How to rescue a blog from the Wayback Machine
Or Resurrections, Part One
What do you do when you lose ten years of blog posts? Some of us move on. Try to find a way to live with the loss.
But what if you’re given a chance to bring it back? A chance to reach back in the past, and undo the horrific decimation wrought by Thanos Russian hackers. A chance to make it all right. Whatever it takes.
Okay, so it’s not as dire as all that. But our Wordpress-powered blog had been destroyed—and since all our content was in a database that no longer existed, it seemed like an impossible task to recover everything.
Enter the Wayback Machine.
As one of the best parts of the Internet Archive, the Wayback Machine is a magical resource that by all rights shouldn’t exist. Started in 1996, it’s probably one of my favourite things about the internet—good-natured librarians working to preserve ephemeral bits of our history before they’re forgotten forever.
And since our humble little blog happened to get juuust enough traffic to be archived, we were lucky enough to have a snapshot saved from just before the KGB decided our nonsense posts were simply too dangerous to exist.
To download the archive, I used the Wayback Machine Downloader, which after some misadventures in Ruby gave me a nice archive to work from.
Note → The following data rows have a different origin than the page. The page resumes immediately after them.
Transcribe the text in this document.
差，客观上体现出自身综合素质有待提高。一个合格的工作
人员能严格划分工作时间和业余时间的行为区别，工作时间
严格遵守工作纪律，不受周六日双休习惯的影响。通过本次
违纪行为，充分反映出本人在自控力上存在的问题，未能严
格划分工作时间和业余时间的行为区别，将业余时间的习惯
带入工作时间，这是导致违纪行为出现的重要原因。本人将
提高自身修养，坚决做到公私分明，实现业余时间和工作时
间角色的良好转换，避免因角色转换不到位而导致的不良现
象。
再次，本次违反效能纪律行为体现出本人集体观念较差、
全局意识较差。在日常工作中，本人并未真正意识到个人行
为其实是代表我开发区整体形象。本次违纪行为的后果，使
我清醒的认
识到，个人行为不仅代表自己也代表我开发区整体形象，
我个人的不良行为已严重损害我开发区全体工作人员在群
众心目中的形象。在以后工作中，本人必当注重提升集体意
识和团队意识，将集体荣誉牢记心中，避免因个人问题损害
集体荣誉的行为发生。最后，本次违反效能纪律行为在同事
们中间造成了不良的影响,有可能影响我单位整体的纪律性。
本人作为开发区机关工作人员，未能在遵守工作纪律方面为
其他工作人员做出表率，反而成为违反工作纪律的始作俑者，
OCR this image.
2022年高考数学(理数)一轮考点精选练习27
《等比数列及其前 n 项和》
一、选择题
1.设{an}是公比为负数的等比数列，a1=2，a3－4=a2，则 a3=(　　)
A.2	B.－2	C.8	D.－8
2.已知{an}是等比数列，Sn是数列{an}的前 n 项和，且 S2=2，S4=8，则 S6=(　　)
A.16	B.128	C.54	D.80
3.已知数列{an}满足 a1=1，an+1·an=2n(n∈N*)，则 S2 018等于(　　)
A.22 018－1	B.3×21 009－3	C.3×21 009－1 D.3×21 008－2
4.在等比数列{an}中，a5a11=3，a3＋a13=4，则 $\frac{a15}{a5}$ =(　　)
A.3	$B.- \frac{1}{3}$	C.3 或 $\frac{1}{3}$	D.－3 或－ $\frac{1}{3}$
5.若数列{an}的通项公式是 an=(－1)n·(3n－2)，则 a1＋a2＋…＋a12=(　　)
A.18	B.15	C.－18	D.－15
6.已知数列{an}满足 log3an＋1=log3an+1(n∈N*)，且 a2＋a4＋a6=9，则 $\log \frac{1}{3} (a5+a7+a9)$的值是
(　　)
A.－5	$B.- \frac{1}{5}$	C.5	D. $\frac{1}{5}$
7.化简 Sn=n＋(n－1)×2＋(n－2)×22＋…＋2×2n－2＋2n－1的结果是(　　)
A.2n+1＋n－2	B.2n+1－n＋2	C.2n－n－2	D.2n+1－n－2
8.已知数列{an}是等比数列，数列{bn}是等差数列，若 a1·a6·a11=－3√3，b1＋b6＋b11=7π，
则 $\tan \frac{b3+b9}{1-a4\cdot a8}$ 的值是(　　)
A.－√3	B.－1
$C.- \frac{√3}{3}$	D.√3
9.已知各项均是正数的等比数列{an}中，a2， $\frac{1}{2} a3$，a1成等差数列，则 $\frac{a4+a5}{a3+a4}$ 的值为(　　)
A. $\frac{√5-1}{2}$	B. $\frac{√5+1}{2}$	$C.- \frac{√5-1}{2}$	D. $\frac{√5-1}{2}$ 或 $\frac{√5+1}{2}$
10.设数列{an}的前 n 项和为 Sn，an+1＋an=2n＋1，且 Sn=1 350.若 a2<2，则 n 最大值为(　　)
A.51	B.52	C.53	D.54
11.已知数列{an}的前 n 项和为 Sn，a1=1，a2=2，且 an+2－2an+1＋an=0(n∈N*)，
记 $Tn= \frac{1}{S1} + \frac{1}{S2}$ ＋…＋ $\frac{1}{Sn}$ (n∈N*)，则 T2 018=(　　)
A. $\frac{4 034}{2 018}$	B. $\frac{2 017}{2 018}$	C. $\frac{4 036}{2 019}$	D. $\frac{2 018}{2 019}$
Now we had our old blog, in HTML format, with our old permalinks more or less intact in the folder structure. For the new blog, we decided to go for something signficantly more hack-proof—a Jekyll-powered blog hosted on GitHub. Jekyll automatically translates Markdown pages into well-formatted HTML, which is great because:
- Markdown is really easy to write
- GitHub is really secure
- Everything is plain-text, so nothing is stored in a fragile database.
To handle the conversion, I wrote a small NodeJS script to process the downloaded archive. This script crawled each html page, pulled the post and author content out, and put that content in a Markdown template.
I used cli-progress
for the snazzy download bars, and image-downloader
to handle… downloading images (this got around CORS issues on the command line).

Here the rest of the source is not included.